Supposons qu'un couteau anglais se donne en France pour 2 fr.

Cela veut dire qu'il s'échange contre 2 fr. ou tout autre objet valant lui-même 2 fr., par exemple une paire de gants de ce prix.

Admettons qu'un couteau semblable ne puisse se faire chez nous à moins de 3 fr.

Dans ces circonstances, un coutelier français s'adresse au gouvernement et lui dit: Protégez-moi. Empêchez mes compatriotes d'acheter des couteaux anglais, et moi je me charge de les pourvoir à 3 fr.

Je dis que ce renchérissement d'un franc sera gagné une fois, mais j'ajoute qu'il sera perdu deux fois par la France, et que le même phénomène se présentera dans tous les cas analogues.

D'abord, finissons-en avec les 2 fr. qui sont en dehors du renchérissement. En tant que cela concerne ces 2 fr., il est bien clair que l'industrie française n'aura rien gagné ni perdu à la mesure. Que ces 2 fr. aillent au coutelier ou au gantier, cela peut arranger l'un de ces industriels et déranger l'autre, mais cela n'affecte en rien l'ensemble du travail national.

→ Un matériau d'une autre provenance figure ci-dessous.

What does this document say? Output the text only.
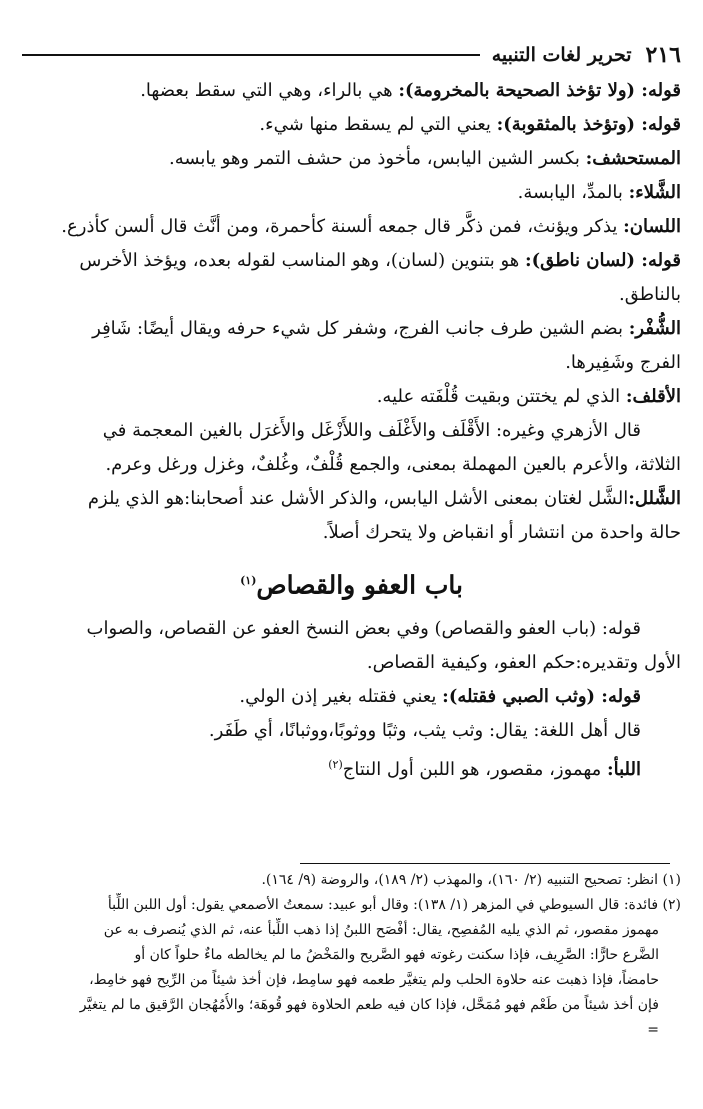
٢١٦
تحرير لغات التنبيه
قوله: (ولا تؤخذ الصحيحة بالمخرومة): هي بالراء، وهي التي سقط بعضها.
قوله: (وتؤخذ بالمثقوبة): يعني التي لم يسقط منها شيء.
المستحشف: بكسر الشين اليابس، مأخوذ من حشف التمر وهو يابسه.
الشَّلاء: بالمدِّ، اليابسة.
اللسان: يذكر ويؤنث، فمن ذكَّر قال جمعه ألسنة كأحمرة، ومن أنَّث قال ألسن كأذرع.
قوله: (لسان ناطق): هو بتنوين (لسان)، وهو المناسب لقوله بعده، ويؤخذ الأخرس
بالناطق.
الشُّفْر: بضم الشين طرف جانب الفرج، وشفر كل شيء حرفه ويقال أيضًا: شَافِر
الفرج وشَفِيرها.
الأقلف: الذي لم يختتن وبقيت قُلْفَته عليه.
قال الأزهري وغيره: الأَقْلَف والأَغْلَف واللأَزْغَل والأَغرَل بالغين المعجمة في
الثلاثة، والأعرم بالعين المهملة بمعنى، والجمع قُلْفٌ، وغُلفٌ، وغزل ورغل وعرم.
الشَّلل:الشَّل لغتان بمعنى الأشل اليابس، والذكر الأشل عند أصحابنا:هو الذي يلزم
حالة واحدة من انتشار أو انقباض ولا يتحرك أصلاً.
باب العفو والقصاص$^{(١)}$
قوله: (باب العفو والقصاص) وفي بعض النسخ العفو عن القصاص، والصواب
الأول وتقديره:حكم العفو، وكيفية القصاص.
قوله: (وثب الصبي فقتله): يعني فقتله بغير إذن الولي.
قال أهل اللغة: يقال: وثب يثب، وثبًا ووثوبًا،ووثبانًا، أي طَفَر.
اللبأ: مهموز، مقصور، هو اللبن أول النتاج$^{(٢)}$
(١) انظر: تصحيح التنبيه (٢/ ١٦٠)، والمهذب (٢/ ١٨٩)، والروضة (٩/ ١٦٤).
(٢) فائدة: قال السيوطي في المزهر (١/ ١٣٨): وقال أبو عبيد: سمعتُ الأصمعي يقول: أول اللبن اللِّبأ
مهموز مقصور، ثم الذي يليه المُفصِح، يقال: أفْصَح اللبنُ إذا ذهب اللِّبأ عنه، ثم الذي يُنصرف به عن
الضَّرع حارًّا: الصَّرِيف، فإذا سكنت رغوته فهو الصَّريح والمَخْضُ ما لم يخالطه ماءٌ حلواً كان أو
حامضاً، فإذا ذهبت عنه حلاوة الحلب ولم يتغيَّر طعمه فهو سامِط، فإن أخذ شيئاً من الرِّيح فهو خامِط،
فإن أخذ شيئاً من طَعْم فهو مُمَحَّل، فإذا كان فيه طعم الحلاوة فهو قُوهَة؛ والأُمُهُجان الرَّقيق ما لم يتغيَّر
=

Jusque-là, il y a changement de direction, mais non accroissement ou décroissement dans l'industrie: 2 fr. de plus prennent le chemin de la coutellerie, 2 fr. de moins prennent celui de la ganterie, voilà tout. Injuste faveur ici, oppression non moins injuste là, c'est tout ce qu'il est possible d'apercevoir; ne parlons donc plus de ces 2 fr.

Mais il reste un troisième franc dont il est essentiel de suivre la trace; il constitue le surenchérissement du couteau; c'est la quantité donnée dont le prix des couteaux est élevé. C'est celle que je dis être gagnée une fois et perdue deux par le pays.

Qu'elle soit gagnée une fois, cela est hors de doute. Évidemment l'industrie coutelière est favorisée, par la prohibition, dans la mesure de un franc, qui va solder des salaires, des profits, du fer, de l'acier. En d'autres termes, la production des gants n'est découragée que de 2 fr. et celle des couteaux est encouragée de 3 fr., ce qui constitue bien pour l'ensemble de l'industrie nationale, tout balancé jusqu'ici, un excédant d'encouragement de 20 sous, 1 franc ou 100 centimes, comme on voudra les appeler.

Mais il est tout aussi évident que l'acquéreur du couteau, quand il l'obtenait d'Angleterre contre une paire de gants, ne déboursait que 2 fr., tandis que maintenant il en dépense 3. Dans le premier cas, il restait donc à sa disposition un franc au delà du prix du couteau; et, comme nous sommes tous dans l'habitude de faire servir les francs à quelque chose, nous devons tenir pour certain que ce franc aurait été dépensé d'une manière quelconque et aurait encouragé l'industrie nationale tout autant qu'un franc peut s'étendre.

Si, par exemple, vous étiez cet acheteur,—avant la prohibition vous pouviez acheter une paire de gants pour 2 fr., contre laquelle paire de gants vous auriez obtenu le couteau anglais.—Et, en outre, il vous serait resté 1 fr., avec lequel vous auriez acheté, selon votre bon plaisir, des petits pâtés ou un petit volume in-12.